Intelligence artificielle en Afrique: Une quarantaine d’apprenants formés à Yaoundé
Sélectionnés sur le volet, dans le cadre de la deuxième édition de l’école Apprentissage Artificiel et Fouille de Données (I3AFD), ces apprenants venus des pays de l’Afrique Centrale et de l’Ouest sont formés aux aspects fondamentaux et pratiques de l’IA générative pour révolutionner ce domaine en Afrique. La formation qui se déroule à l’Université de Yaoundé I , est centrée sur l’IA générative, une approche qui a démocratisé l’IA et connue du grand public sous la forme de ChatGPT, Gemini, Meta AI, DeepSeek, ...

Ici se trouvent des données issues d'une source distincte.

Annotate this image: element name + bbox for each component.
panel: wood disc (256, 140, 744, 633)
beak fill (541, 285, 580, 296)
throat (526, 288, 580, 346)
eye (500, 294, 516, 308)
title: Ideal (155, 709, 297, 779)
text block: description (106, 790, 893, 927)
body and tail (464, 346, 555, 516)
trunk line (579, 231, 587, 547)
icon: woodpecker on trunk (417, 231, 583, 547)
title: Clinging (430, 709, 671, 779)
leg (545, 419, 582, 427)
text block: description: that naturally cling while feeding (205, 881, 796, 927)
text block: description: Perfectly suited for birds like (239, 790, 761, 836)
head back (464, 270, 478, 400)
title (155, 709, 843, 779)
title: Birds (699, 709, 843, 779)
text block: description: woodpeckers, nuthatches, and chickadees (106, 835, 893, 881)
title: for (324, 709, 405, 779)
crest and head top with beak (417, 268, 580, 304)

L’atmosphère est studieuse dans la salle des conférences du Centre national du Développement numérique du ministère de l’Enseignement supérieur (Minesup) à Yaoundé, ce lundi 30 mars 2026. Une quarantaine d’étudiants et doctorants écoutent religieusement le Pr. Antoine Cornuéjols, auteur du célèbre ouvrage intitulé: «Apprentissage artificiel : Concept et algorithmes». Lequel ouvrage publié il y a une dizaine d’années, présente les concepts qui sous-tendent l’apprentissage artificiel, les algorithmes qui en découlent et certaines de leurs applications. Avec pour objectif, de décrire un ensemble d’algorithmes utiles en tentant d’établir un cadre théorique pour l’ensemble des techniques regroupées sous ce terme «d’apprentissage artificiel». Le livre s’adresse tant aux décideurs et aux ingénieurs qui souhaitent mettre au point des applications qu’aux étudiants de niveau Master 1 et 2 et en école d’ingénieurs, qui souhaitent un ouvrage de référence sur ce domaine clé de l’intelligence artificielle (IA). On comprend donc toute l’attention des apprenants qui sont conscients d’avoir le privilège d’écouter un maître. La méthodologie participative donne à son auditoire de poser des questions et recevoir des réponses. Lesquelles suscitent d’autres préoccupations, toutes satisfaites au mieux possible.

Ce sera ainsi jusqu’au 11 avril prochain. Quinze jours durant lesquels, des intervenants de renommée internationale, issus des meilleures institutions camerounaises, françaises, africaines et nord-américaines dans les spécialités de l’IA, vont former des doctorants, des masters et de jeunes chercheurs de l’Afrique Centrale et de l’Ouest aux aspects fondamentaux et pratiques de l’IA générative. Ces «technologies qui révolutionnent entre autres la vision par ordinateur, le traitement automatique des langues – en particulier pour les langues peu dotées, une caractéristique essentielle des langues africaines – et toutes les autres applications de l’IA générative». Les enseignements portent entre autres sur : Les bases de l’apprentissage automatique et de la fouille de données (algèbre, optimisation, réseaux de neurones, motifs graduels…); Les modèles de langage à grande échelle et leur adaptation à faibles données ; L’éthique et l’explicabilité de l’IA; Les agents autonomes et assistants personnalisés.
Stimuler des projets collaboratifs
L’I3AFD’2026 est l’un des 11 lauréats 2025 de l’appel « Residential Research Schools » du CNRS, dans le cadre de son plan pluriannuel de coopération avec l’Afrique. Le projet I3AFD’2026 a été déposé par les professeurs Engelbert Mephu Nguifo (Université Clermont Auvergne, LIMOS – CNRS) et Paulin Melatagia Yonta de l’Université de Yaoundé I (Lire son interview ICI). Après deux premières vagues de financement, cette nouvelle sélection confirme l’engagement du CNRS à renforcer les compétences scientifiques sur le continent africain. Au-delà de la formation, l’école ambitionne de créer une communauté scientifique régionale en IA; stimuler des projets collaboratifs entre participants et intervenants, et poser les bases d’une école annuelle en IA de référence en Afrique centrale.
Cette école scientifique est rendue possible grâce à un partenariat historique entre l’Université Clermont Auvergne et l’Université de Yaoundé I, concrétisé par la première édition en 2024. Cette édition bénéficie du soutien de la Cameroon Artificial Intelligence Society (CAIS), qui œuvre pour le développement et la dissémination d’une IA ancrée dans les réalités locales au Cameroun. Elle est également portée par le centre Afrique centrale et de l’Est de l’Unité Mixte Internationale de Modélisation Mathématique et Informatique de Systèmes Complexes (UMMISCO). Laquelle structure de l’Institut de Recherche pour le Développement (IRD) fédère des équipes de recherche au Cameroun, au Sénégal, au Maroc, au Vietnam et en France. Ce centre est un des piliers de la recherche en informatique et modélisation mathématique en Afrique centrale.